From Bugzilla Helper:
User-Agent: Mozilla/4.78 [en] (X11; U; Linux 2.4.7-10 i686)
Description of problem:
Tom established a scenario where a cluster shootdown occurred due to multiple
concurrent IO exercisers causing cluquorumd to not be scheduled to run.
Several potential remidies were proposed, including:
- quorumd's nice level was 1 lower than the other daemons.
- scale the cluster lock timeout dymanically based on the tunable parameters
govering the quorumd algorithm to declare a node down.
- breakup a svcmgr loop over 99 services, so it doesn't hold the lock too long.
Version-Release number of selected component (if applicable):
Steps to Reproduce:
1.Heavy load of multiple independent disk exercisers
2.Enabling debug level logging seemed to exacerbate the problem.
Actual Results: shootdown
Expected Results: Quorumd should have been scheduled to run.

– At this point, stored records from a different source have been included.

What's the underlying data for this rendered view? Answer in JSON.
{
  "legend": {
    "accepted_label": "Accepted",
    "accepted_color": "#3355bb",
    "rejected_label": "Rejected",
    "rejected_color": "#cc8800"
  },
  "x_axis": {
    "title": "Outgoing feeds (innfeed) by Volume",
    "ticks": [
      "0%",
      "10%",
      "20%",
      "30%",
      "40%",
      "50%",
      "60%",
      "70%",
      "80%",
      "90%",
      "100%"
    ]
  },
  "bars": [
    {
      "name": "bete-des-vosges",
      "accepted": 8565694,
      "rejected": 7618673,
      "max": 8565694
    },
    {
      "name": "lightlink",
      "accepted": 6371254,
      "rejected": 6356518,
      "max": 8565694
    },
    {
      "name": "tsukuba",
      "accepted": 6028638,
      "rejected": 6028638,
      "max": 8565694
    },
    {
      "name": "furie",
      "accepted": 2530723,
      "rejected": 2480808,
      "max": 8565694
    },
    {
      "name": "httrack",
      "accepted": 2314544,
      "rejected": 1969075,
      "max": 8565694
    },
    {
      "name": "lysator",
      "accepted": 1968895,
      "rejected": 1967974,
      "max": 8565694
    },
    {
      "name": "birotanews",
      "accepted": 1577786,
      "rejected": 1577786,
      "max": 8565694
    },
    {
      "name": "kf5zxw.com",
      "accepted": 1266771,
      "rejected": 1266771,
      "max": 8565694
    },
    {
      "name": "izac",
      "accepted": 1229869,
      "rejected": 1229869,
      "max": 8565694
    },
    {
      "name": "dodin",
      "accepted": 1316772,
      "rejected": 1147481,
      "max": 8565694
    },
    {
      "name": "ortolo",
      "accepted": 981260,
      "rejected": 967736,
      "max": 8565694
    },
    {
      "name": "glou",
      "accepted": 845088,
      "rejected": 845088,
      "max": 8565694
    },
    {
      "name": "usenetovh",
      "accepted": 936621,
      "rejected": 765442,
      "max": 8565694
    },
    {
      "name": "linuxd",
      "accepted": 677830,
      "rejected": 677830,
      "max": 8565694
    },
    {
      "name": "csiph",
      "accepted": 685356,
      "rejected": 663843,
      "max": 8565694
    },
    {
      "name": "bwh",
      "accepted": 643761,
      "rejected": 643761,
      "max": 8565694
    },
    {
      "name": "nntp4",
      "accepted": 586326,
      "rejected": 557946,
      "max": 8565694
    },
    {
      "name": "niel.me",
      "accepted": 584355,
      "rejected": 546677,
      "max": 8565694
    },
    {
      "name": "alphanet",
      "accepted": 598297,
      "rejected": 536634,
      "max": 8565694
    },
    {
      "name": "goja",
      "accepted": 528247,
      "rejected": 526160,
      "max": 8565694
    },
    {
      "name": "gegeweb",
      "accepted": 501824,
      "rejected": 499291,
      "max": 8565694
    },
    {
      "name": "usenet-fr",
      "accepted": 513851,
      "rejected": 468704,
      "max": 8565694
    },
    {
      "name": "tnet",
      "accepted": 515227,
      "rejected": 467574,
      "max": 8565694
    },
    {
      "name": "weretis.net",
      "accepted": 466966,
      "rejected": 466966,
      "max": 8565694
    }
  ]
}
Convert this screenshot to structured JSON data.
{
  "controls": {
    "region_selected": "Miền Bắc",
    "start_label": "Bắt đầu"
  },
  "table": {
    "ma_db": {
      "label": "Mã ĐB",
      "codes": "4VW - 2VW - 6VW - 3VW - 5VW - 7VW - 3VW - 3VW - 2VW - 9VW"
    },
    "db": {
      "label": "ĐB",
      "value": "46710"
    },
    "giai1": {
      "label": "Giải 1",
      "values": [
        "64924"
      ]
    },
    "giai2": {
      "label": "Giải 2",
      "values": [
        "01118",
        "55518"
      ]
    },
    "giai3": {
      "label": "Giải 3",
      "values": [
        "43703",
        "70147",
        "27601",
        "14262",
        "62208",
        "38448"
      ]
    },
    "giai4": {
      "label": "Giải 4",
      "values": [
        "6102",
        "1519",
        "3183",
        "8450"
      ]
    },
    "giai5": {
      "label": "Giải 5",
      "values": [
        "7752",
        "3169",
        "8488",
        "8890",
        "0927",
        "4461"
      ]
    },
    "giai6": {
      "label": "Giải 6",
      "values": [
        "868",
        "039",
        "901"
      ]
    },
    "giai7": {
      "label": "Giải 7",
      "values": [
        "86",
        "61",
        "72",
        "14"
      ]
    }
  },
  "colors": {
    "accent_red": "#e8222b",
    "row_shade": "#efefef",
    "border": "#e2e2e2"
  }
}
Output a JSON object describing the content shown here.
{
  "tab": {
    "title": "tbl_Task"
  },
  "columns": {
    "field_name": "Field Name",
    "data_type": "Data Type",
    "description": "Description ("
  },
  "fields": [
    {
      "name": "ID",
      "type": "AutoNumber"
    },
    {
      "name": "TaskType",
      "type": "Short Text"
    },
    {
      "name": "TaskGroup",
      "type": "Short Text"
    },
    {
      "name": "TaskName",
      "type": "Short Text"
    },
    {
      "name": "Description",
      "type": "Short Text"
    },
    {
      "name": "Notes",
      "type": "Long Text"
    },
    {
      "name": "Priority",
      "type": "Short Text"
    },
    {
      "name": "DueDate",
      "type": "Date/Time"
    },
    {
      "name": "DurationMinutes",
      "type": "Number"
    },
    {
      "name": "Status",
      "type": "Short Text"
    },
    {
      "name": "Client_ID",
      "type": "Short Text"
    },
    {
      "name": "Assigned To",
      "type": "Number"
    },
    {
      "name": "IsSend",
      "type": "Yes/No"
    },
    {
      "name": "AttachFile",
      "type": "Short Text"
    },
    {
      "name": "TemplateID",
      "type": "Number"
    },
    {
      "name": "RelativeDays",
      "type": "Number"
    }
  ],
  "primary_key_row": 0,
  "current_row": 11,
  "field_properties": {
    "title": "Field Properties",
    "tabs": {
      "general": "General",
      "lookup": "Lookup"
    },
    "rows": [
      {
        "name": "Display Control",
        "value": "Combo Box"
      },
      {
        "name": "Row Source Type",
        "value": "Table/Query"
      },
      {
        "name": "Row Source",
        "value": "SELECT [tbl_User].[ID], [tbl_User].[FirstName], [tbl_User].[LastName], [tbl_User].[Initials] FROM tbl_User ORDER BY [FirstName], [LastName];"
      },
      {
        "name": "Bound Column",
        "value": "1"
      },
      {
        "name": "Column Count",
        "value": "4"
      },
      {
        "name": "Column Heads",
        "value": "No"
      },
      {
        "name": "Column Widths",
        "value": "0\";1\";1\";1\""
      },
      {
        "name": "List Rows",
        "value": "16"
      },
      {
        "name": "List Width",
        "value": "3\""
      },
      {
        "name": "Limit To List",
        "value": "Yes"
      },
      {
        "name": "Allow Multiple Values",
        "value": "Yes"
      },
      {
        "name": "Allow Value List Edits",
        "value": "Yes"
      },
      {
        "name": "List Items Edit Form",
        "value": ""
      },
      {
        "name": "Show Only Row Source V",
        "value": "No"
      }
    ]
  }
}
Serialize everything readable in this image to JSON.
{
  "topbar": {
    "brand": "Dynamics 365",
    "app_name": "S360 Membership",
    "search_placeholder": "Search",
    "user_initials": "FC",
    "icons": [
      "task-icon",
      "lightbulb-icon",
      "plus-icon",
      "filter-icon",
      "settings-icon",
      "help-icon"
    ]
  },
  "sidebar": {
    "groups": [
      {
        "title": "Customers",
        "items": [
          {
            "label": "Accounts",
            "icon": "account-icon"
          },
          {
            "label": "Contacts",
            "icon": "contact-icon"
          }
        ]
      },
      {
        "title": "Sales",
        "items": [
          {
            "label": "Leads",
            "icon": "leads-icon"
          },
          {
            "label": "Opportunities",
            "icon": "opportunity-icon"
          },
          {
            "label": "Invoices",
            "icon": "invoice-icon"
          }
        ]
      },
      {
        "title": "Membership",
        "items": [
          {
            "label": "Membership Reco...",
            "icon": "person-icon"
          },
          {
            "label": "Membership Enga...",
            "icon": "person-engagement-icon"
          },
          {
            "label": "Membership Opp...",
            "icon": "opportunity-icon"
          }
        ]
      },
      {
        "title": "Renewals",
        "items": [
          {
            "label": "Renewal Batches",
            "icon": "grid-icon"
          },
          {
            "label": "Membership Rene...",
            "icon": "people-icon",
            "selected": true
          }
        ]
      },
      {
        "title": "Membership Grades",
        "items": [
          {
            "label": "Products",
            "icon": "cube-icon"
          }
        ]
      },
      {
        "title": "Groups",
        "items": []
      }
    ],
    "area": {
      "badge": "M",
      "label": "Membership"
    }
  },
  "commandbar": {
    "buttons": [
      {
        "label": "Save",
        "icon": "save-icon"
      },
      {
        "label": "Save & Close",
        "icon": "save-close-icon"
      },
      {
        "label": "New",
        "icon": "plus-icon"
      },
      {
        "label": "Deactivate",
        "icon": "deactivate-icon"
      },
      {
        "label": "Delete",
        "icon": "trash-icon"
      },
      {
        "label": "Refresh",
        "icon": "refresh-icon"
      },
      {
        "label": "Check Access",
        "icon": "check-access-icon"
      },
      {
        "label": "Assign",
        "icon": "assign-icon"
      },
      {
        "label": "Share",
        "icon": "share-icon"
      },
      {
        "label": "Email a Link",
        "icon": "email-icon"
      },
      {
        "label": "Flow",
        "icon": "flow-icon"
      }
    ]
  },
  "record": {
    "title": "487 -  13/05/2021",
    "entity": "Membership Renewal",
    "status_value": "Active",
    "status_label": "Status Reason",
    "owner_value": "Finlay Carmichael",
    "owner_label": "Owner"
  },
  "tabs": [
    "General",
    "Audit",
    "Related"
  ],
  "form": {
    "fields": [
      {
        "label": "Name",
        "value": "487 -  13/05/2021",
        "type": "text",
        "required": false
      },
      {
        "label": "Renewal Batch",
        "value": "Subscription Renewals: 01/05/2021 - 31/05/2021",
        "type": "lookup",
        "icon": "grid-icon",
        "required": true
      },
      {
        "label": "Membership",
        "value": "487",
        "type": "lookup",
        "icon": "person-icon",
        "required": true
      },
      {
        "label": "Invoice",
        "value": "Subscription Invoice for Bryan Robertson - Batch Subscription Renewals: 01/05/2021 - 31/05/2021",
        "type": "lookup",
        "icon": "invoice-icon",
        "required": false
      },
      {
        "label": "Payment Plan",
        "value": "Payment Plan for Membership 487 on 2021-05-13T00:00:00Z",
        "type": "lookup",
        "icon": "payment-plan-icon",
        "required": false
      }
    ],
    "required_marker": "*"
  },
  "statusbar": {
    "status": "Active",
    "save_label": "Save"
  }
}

I also got a similar scenario of quorumd starvation as follows:
An external FC raid array configured as a single disk. This was partitioned up
into 16 slices of /dev/sdb. The power switch type was set to watchdog. On each
cluster member the following was running:
- the cluster software itself
- 5 separate dd processes to different partitions (each repeatedly run out of a
while loop script)
- clustat -i 1
- a script in a while loop would run `cat /proc/slabinfo` once a second
After about a half an hour each system just rebooted (not at the same time,
about 15 minutes appart). Larry and I looked for traces of an oops, but none
could be found (in /var/log/messages upon reboot). Therefore, we concluded that
the watchdog timer was exploding after the 10 second interval had elapsed.
Fixes in pool, awaiting testing by other developers.